Bij de Platen.
Het vertrek voor de vischvangst. -
Al de pogingen, door de onchristelijke regeeringen van de laatste kwarteeuw in het werk gesteld, om het geloof uit de harten der Franschen te roeien, hebben niet kunnen verhinderen, dat in Bretagne ten minste dat geloof nog even levendig en kinderlijk-oprecht is als eeuwen terug. En dat kon ook moeilijk anders. De Bretagners zijn een volk, dat zijn bestaan vindt op zee, dat zijn halve leven doorbrengt op den eindeloozen plas, honderdmaal blootgesteld aan de gevaren van schipbreuk, stortzeeën en orkanen. Ieder oogenblik als het ware worden zij aan het bestaan van een God herinnerd, wat de noodlottige theorieën der moderne wijsgeeren daaromtrent ook mogen zeggen.

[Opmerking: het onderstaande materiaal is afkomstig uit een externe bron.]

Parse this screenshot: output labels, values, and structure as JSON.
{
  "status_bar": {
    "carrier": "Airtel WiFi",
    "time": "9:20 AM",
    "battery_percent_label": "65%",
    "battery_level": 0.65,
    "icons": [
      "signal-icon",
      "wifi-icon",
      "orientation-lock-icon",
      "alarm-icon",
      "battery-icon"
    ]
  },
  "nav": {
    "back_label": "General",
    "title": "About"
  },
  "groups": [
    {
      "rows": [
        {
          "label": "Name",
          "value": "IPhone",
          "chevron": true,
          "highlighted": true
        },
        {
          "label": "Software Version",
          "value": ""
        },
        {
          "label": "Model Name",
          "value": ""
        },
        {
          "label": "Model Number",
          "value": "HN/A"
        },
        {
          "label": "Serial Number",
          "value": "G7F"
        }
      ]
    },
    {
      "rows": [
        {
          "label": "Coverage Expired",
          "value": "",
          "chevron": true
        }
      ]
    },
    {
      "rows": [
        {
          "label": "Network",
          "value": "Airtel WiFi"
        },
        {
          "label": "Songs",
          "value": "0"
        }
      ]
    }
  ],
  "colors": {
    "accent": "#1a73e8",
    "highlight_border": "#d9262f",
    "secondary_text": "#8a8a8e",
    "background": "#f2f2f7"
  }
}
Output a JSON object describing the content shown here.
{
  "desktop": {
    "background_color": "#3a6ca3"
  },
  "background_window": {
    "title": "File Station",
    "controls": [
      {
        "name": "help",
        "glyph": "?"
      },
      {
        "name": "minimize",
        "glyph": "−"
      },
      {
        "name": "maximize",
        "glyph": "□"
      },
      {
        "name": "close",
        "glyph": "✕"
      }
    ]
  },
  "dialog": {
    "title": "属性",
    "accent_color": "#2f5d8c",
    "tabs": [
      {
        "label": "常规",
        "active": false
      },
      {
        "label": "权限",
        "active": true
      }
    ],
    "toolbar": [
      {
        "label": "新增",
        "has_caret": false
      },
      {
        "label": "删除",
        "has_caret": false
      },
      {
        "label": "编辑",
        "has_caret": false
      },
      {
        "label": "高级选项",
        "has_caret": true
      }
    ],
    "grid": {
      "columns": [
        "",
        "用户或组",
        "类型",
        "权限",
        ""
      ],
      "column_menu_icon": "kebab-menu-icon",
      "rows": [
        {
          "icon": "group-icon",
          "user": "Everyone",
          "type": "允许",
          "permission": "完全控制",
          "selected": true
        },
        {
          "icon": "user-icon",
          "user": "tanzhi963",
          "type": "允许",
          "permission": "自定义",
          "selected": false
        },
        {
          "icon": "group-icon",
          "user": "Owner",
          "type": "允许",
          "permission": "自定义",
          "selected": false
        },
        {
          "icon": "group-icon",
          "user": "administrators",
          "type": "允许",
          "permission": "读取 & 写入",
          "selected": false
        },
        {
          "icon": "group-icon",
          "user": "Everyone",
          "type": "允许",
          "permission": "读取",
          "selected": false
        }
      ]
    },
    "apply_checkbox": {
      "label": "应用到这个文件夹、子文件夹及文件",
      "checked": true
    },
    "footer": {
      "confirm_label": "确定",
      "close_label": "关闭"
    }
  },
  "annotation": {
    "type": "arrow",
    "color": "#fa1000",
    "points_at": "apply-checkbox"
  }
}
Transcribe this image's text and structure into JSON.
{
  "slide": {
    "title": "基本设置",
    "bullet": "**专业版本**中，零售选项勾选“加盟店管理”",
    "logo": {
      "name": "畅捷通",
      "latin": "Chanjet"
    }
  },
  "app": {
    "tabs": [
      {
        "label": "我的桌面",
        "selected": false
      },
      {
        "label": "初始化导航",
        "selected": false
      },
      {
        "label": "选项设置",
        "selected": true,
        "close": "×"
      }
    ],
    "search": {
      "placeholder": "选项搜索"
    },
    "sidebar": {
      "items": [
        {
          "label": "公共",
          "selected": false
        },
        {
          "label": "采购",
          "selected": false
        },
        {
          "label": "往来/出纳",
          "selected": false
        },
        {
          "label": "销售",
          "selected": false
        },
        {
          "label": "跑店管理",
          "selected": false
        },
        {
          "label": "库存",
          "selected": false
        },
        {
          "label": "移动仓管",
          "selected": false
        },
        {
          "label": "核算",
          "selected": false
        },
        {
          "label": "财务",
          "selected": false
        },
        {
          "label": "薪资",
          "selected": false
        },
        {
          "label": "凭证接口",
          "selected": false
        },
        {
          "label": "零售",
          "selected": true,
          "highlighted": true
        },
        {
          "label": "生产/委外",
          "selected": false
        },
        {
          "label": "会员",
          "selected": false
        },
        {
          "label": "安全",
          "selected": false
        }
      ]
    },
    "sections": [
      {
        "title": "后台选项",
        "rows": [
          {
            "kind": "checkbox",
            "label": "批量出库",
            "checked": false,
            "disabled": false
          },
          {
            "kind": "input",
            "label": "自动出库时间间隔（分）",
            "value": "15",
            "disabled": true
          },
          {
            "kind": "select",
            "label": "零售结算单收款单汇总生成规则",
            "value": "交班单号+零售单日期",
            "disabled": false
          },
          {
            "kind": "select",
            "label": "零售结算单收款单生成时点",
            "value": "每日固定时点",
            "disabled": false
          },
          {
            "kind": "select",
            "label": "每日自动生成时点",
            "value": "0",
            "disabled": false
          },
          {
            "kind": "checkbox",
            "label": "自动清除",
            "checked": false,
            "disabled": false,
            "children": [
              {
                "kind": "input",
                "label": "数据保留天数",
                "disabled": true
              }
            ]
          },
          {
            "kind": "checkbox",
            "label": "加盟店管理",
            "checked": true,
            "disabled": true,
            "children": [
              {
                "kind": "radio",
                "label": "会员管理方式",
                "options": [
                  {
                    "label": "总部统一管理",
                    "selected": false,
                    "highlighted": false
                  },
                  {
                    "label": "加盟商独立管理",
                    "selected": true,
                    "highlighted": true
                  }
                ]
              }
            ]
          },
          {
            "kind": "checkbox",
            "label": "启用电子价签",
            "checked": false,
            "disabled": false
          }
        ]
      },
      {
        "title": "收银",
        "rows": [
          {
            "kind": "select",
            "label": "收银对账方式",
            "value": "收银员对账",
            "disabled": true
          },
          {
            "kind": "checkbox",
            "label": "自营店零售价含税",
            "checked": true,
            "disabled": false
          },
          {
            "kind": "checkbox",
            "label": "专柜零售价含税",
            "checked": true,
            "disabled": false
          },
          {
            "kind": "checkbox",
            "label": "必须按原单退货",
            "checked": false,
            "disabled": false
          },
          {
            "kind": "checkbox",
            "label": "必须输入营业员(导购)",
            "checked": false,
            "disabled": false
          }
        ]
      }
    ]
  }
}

In elke kustplaats, van waar jaarlijks de visschers vertrekken voor de gevaarlijke reis naar New-Foundland of IJsland, is dan ook bij het strand een Calvarieberg opgericht, waar de Bretagners een laatste gebed gaan storten, voor zij zich op hun broos vaartuig inschepen, waartoe de achtergeblevenen hun toevlucht nemen, als de storm loeit en hen doet vreezen voor het leven hunner dierbaren op den eindeloozen Oceaan.
Treffend is dan ook de voorstelling op de gravure in dit nummer, die de laatste oogenblikken voor het vertrek ter vischvangst in beeld brengt. Stoere mannen, bekommerde vrouwen en onschuldige kinderen buigen het hoofd voor den Christus, die de wijde watervlakte beheerscht, en smeeken Hem, dat Hij alle gevaren zal afwenden van de schepelingen, die op zoo moeizame wijze het brood moeten verdienen voor hun gezin. En als over eenige maanden de schepen met volle lading aan de vaderlandsche kust zullen landen, zal het eerste werk zijn, een dankgebed te storten aan de voeten van Hem, die over hen gewaakt heeft te midden van het woeden der stormen en hen behouden heeft teruggevoerd naar het dierbaar Bretagne, waar zij dan geruimen tijd in den schoot van hun gezin kunnen doorbrengen.